Examples of Peer Lending

  • Alice was original member of Berkeley Cohousing, and she loaned her inheritance to the community for retrofit/remodel work, and it paid her rent during that process
  • Community became a condominium association, and Alice’s original loan rolled over to be her down payment for the new organizational structure
  • Early founding members of cohousing/intentional community projects invest their savings early in the community building process
  • Betsy: was one of the investors in Fair Oaks EcoHousing (multi million dollar project). Set up a self-directed IRA to invest $50k in Fair Oaks – 3 years at 6% interest (tax-free since it is a Roth IRA)
  • “Slow Money for Homes” inspired by funding arm of “Slow Food” movement.
  • Yes, it is risky.
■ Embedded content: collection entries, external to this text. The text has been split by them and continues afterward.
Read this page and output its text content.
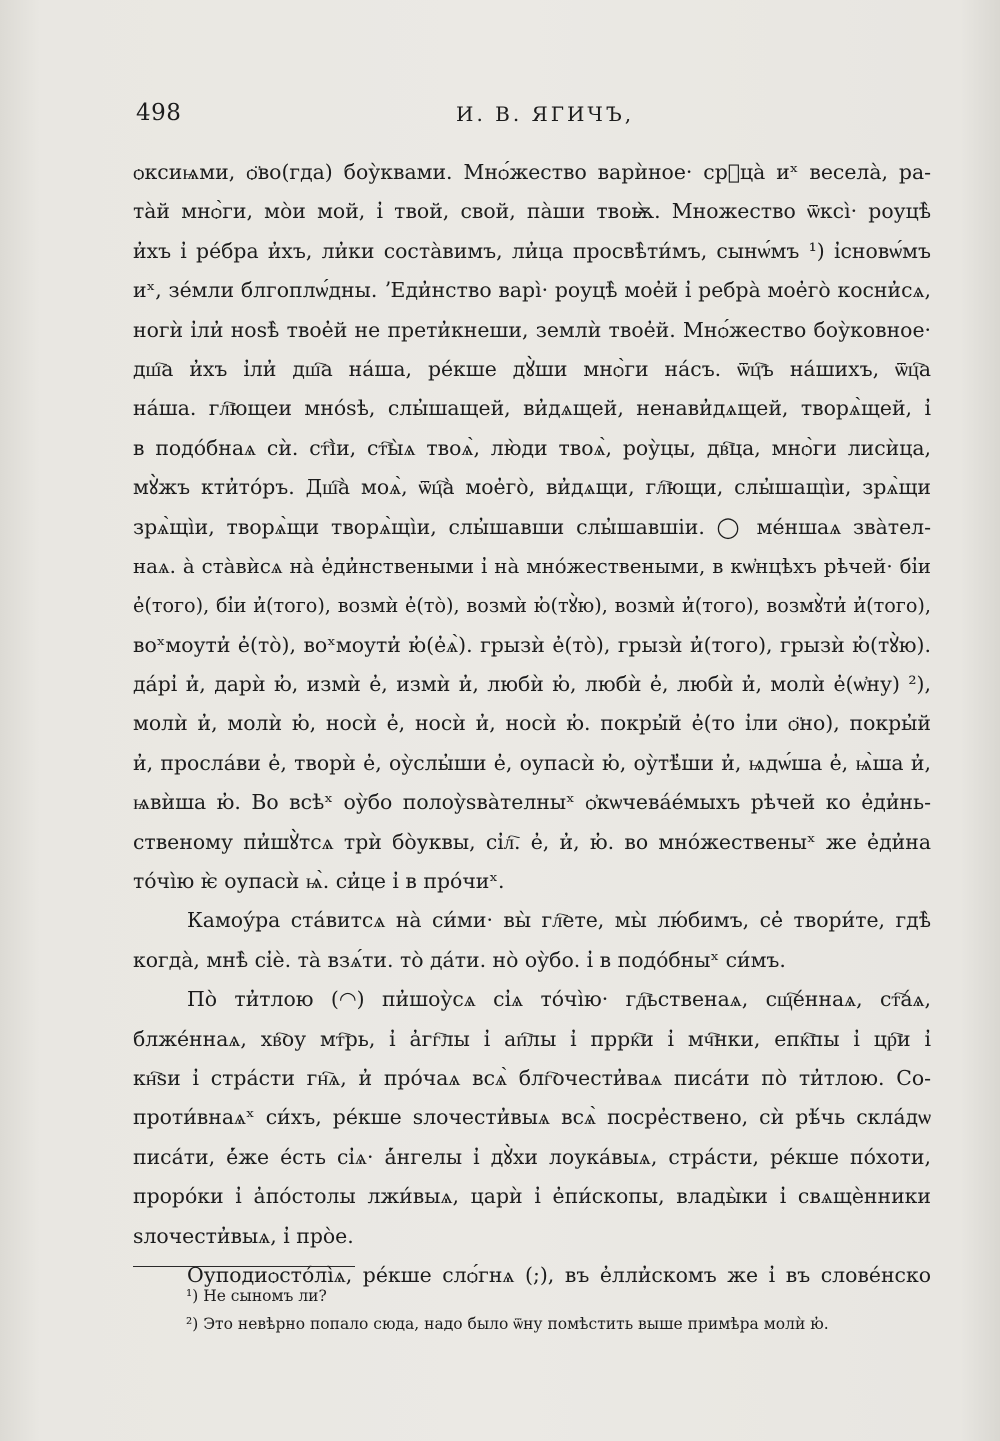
498	И. В. ЯГИЧЪ,
ѻксиѩми, ѻ̈во(гда) боу̀квами. Мнѻ́жество варѝное· срⷣца̀ иˣ весела̀, ра-
та̀й мнѻ̀ги, мо̀и мой, і̓ твой, свой, па̀ши твоѭ̀. Множество ѿксі̀· роуцѣ̀
и̓хъ і̓ ре́бра и̓хъ, ли̓ки соста̀вимъ, ли̓ца просвѣ̀ти́мъ, сынѡ́мъ ¹) і̓сновѡ́мъ
иˣ, зе́мли блгоплѡ́дны. ʼЕди̓нство варі̀· роуцѣ̀ мое̓й і̓ ребра̀ мое̓го̀ косни̓сѧ,
ногѝ і̓ли̓ ноѕѣ̀ твое̓й не прети̓кнеши, землѝ твое̓й. Мнѻ́жество боу̀ковное·
дш҇а и̓хъ і̓ли̓ дш҇а на́ша, ре́кше дꙋ̀ши мнѻ̀ги на́съ. ѿц҇ъ на́шихъ, ѿц҇а
на́ша. гл҇ющеи мно́ѕѣ, слы̓шащей, ви̓дѧщей, ненави̓дѧщей, творѧ̀щей, і̓
в подо́бнаѧ сѝ. ст҇і̀и, ст҇ы̀ѧ твоѧ̀, лю̀ди твоѧ̀, роу̀цы, дв҇ца, мнѻ̀ги лисѝца,
мꙋ̀жъ кти̓то́ръ. Дш҇а̀ моѧ̀, ѿц҇а̀ мое̓го̀, ви̓дѧщи, гл҇ющи, слы̓шащі̀и, зрѧ̀щи
зрѧ̀щі̀и, творѧ̀щи творѧ̀щі̀и, слы̓шавши слы̓шавшіи. ◯ ме́ншаѧ зва̀тел-
наѧ. а̀ ста̀вѝсѧ на̀ е̓ди̓нствеными і̓ на̀ мно́жествеными, в кѡ̓нцѣхъ рѣчей· бі̓и
е̓(того), бі̓и и̓(того), возмѝ е̓(то̀), возмѝ ю̓(тꙋ̀ю), возмѝ и̓(того), возмꙋ̀ти̓ и̓(того),
воˣмоути̓ е̓(то̀), воˣмоути̓ ю̓(е̓ѧ̀). грызѝ е̓(то̀), грызѝ и̓(того), грызѝ ю̓(тꙋ̀ю).
да́рі̓ и̓, дарѝ ю̓, измѝ е̓, измѝ и̓, любѝ ю̓, любѝ е̓, любѝ и̓, молѝ е̓(ѡ̓ну) ²),
молѝ и̓, молѝ ю̓, носѝ е̓, носѝ и̓, носѝ ю̓. покры̓й е̓(то і̓ли ѻ̈но), покры̓й
и̓, просла́ви е̓, творѝ е̓, оу̀слы̓ши е̓, оупасѝ ю̓, оу̀тѣ̓ши и̓, ѩдѡ́ша е̓, ѩ̀ша и̓,
ѩвѝша ю̓. Во всѣˣ оу̀бо полоу̀ѕва̀телныˣ ѻ̓кѡчева́е́мыхъ рѣчей ко е̓ди̓нь-
ственому пи̓шꙋ̀тсѧ трѝ бо̀уквы, сі̓л҇. е̓, и̓, ю̓. во мно́жественыˣ же е̓ди̓на
то́чі̀ю ѥ̀ оупасѝ ѩ̀. си̓це і̓ в про́чиˣ.
Камоу́ра ста́витсѧ на̀ си́ми· вы̀ гл҇ете, мы̀ лю́бимъ, се̓ твори́те, гдѣ̀
когда̀, мнѣ̀ сі̓ѐ. та̀ взѧ́ти. то̀ да́ти. но̀ оу̀бо. і̓ в подо́бныˣ си́мъ.
По̀ ти̓тлою (◠) пи̓шоу̀сѧ сі̓ѧ то́чі̀ю· гд҇ьственаѧ, сщ҇е́ннаѧ, ст҇а́ѧ,
блже́ннаѧ, хв҇оу мт҇рь, і̓ а̓гг҇лы і̓ ап҇лы і̓ пррк҇и і̓ мч҇нки, епк҇пы і̓ цр҇и і̓
кн҇ѕи і̓ стра́сти гн҇ѧ, и̓ про́чаѧ всѧ̀ блг҇очести̓ваѧ писа́ти по̀ ти̓тлою. Со-
проти́внаѧˣ си́хъ, ре́кше ѕлочести̓выѧ всѧ̀ посре̓ствено, сѝ рѣ́чь скла́дѡ
писа́ти, е̓́же е́сть сі̓ѧ· а̓́нгелы і̓ дꙋ̀хи лоука́выѧ, стра́сти, ре́кше по́хоти,
проро́ки і̓ а̓по́столы лжи́выѧ, царѝ і̓ е̓пи́скопы, влады̀ки і̓ свѧщѐнники
ѕлочести̓выѧ, і̓ про̀е.
Оуподиѻсто́лі̀ѧ, ре́кше слѻ́гнѧ (;), въ е̓лли̓скомъ же і̓ въ слове́нско
¹) Не сыномъ ли?
²) Это невѣрно попало сюда, надо было ѿну помѣстить выше примѣра молѝ ю̓.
But a different kind of risk, spread out differently through relationship.

 

Sunnyside: has land

  • Banks hate risk
  • They dont like lending to LLCs without securable assets and a track record
  • They hold every person responsible, and like to mainly deal with folks with lots of assets
  • This makes it hard to create an economically diverse community… or even to find people with enough resource to make a project possible

 

Squirrel Fund (Alice/Betsy)

  • National lobbying campaign, went to HUD
  • Helped educate them about cohousing condos being compliant, eliigble for reverse mortgages
  • Community set up as “moderate-income” “limited equity condo” with price caps agreement with the city, instead of $30k/unit condo conversion fees (to get out of city rent control), or just one unit (of 14) super affordable.
  • But City of Berkeley affordability restrictions were out of line with federal standards – all parties, all lawyers including city, community, feds all made signfiicant errors along the way that got replicated and had challenges, so property was technically not eligible for FHA approval needed for a federal “HECM” reverse mortgage
  • Do a reverse mortgage without a bank: crowdfund it through friends/community network
  • Current income (social security) not enough for mortgage, homeowner dues, food, property taxes
  • Built on existing relationships.
  • Betsy’s the City & Regional Planning PhD with experience in community economic development
  • HOA dues going up with inflation to cover increased expenses (water, insurance, maintenance) – could displace Alice
  • Explored partnership with Community Land Trust – but they don’t have resources to buy it
  • But since we only need a little supplemental income each year (under $15k) we can come up with that through individual loans
  • One party provides “guarantee” to fill in if other lenders need $ back before Alice dies or if we can’t find new lenders in a given year for that year’s $
  • Squirrel Fund: aligned with our values and priorities
  • Squirrel Fund:

https://www.CalCoho.org/squirrel-fund/

  • Original “Help Alice” campaign: https://www.AgingInCommunity.com/help-alice/
  • Relational, not transactional
  • To innovate legally and financially requires expensive attorneys with diverse experience
  • But working with established nonprofits with this kind of experience and capacities (like land trusts) can help.

 

CoDwell (Sparr)

  • Using WeFunder crowd-investing platform
  • Able to publicly solicit investments
  • First you have to get a bunch of testimonials and commitments from friends to show them you are serious
  • Many different models for sharing returns with investors.